Bleddyn Bowen
- Born: Bleddyn Bowen 16 July 1961 (age 64) Trebanos, Wales

Rugby union career
- Position: Centre

Amateur team(s)
- Years: Team / Apps / (Points)
- South Wales Police RFC
- 1980-1990: Swansea RFC / 34 / (144)

International career
- Years: Team / Apps / (Points)
- 1983–1989: Wales / 24 / (37)

= Bleddyn Bowen =

Wales international rugby union footballer

Bleddyn Bowen (born 16 July 1961) is a former international Wales rugby union player.

Bleddyn Bowen played club rugby for South Wales Police and Swansea RFC. His first international game was in 1983, along with five other first caps, against Romania; a game that Wales lost heavily, 24–6.

Bowen retained his place and was called to represent Wales in the 1984 Five Nations Championship.

Bowen played in the first Rugby World Cup and was then given the honour of captaining his country in the 1988 Five Nations, a tournament in which Wales would win the Triple Crown.
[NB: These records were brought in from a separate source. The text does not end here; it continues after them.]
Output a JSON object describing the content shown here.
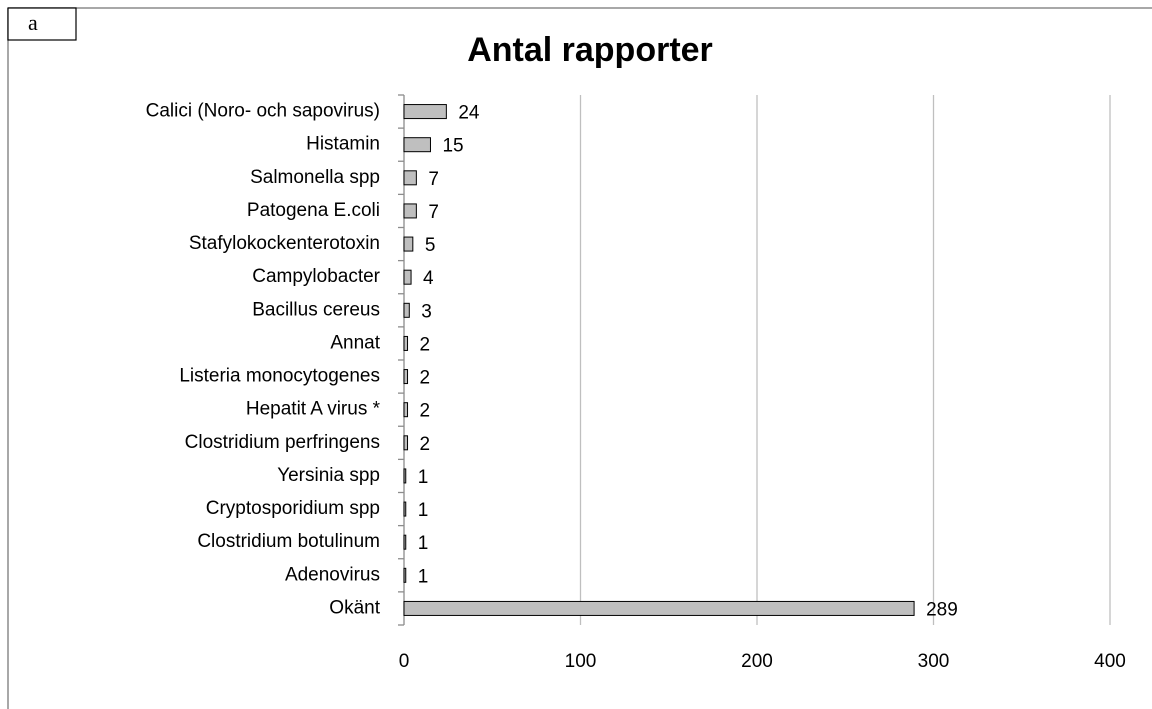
{
  "panel_label": "a",
  "chart_data": {
    "type": "bar",
    "orientation": "horizontal",
    "title": "Antal rapporter",
    "categories": [
      "Calici (Noro- och sapovirus)",
      "Histamin",
      "Salmonella spp",
      "Patogena E.coli",
      "Stafylokockenterotoxin",
      "Campylobacter",
      "Bacillus cereus",
      "Annat",
      "Listeria monocytogenes",
      "Hepatit A virus *",
      "Clostridium perfringens",
      "Yersinia spp",
      "Cryptosporidium spp",
      "Clostridium botulinum",
      "Adenovirus",
      "Okänt"
    ],
    "values": [
      24,
      15,
      7,
      7,
      5,
      4,
      3,
      2,
      2,
      2,
      2,
      1,
      1,
      1,
      1,
      289
    ],
    "color": "#bfbfbf",
    "xlim": [
      0,
      400
    ],
    "xticks": [
      0,
      100,
      200,
      300,
      400
    ],
    "grid": true
  }
}
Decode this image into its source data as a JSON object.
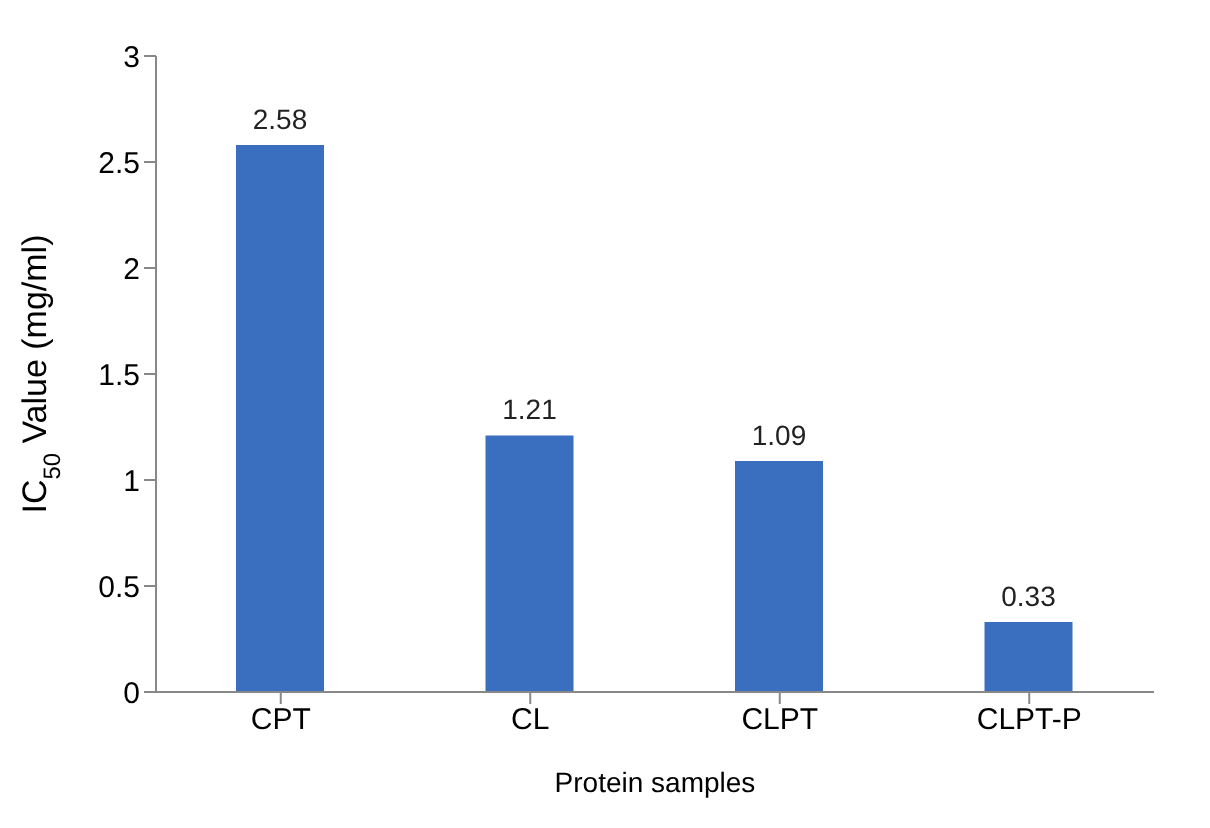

Bowen would be the last Welsh captain to lift the Triple Crown for 17 years.

Bleddyn Bowen made his Wales debut in the 1983, 24–6 defeat to Romania. He gained 24 caps for his country and scored five tries, five penalties and one conversion in his international career. Bowen also represented the Wales XV in a non-capped game against Japan in 1983; he scored a try in the 29–24 victory.

Bowen represented Wales in the 1987 Rugby World Cup. He scored a try against Canada in the Pool stage game. Bowen was made the captain for the following Five Nations Championship, and consequently the 1988 Welsh Triple Crown winning side. Bowen was also chosen to captain the side against New Zealand on the summer tour but a wrist injury prevented his involvement.

Domestically Bowen played rugby for the South Wales Police RFC from where he won all his caps. He is currently a regional office manager for Konica Minolta in Swansea.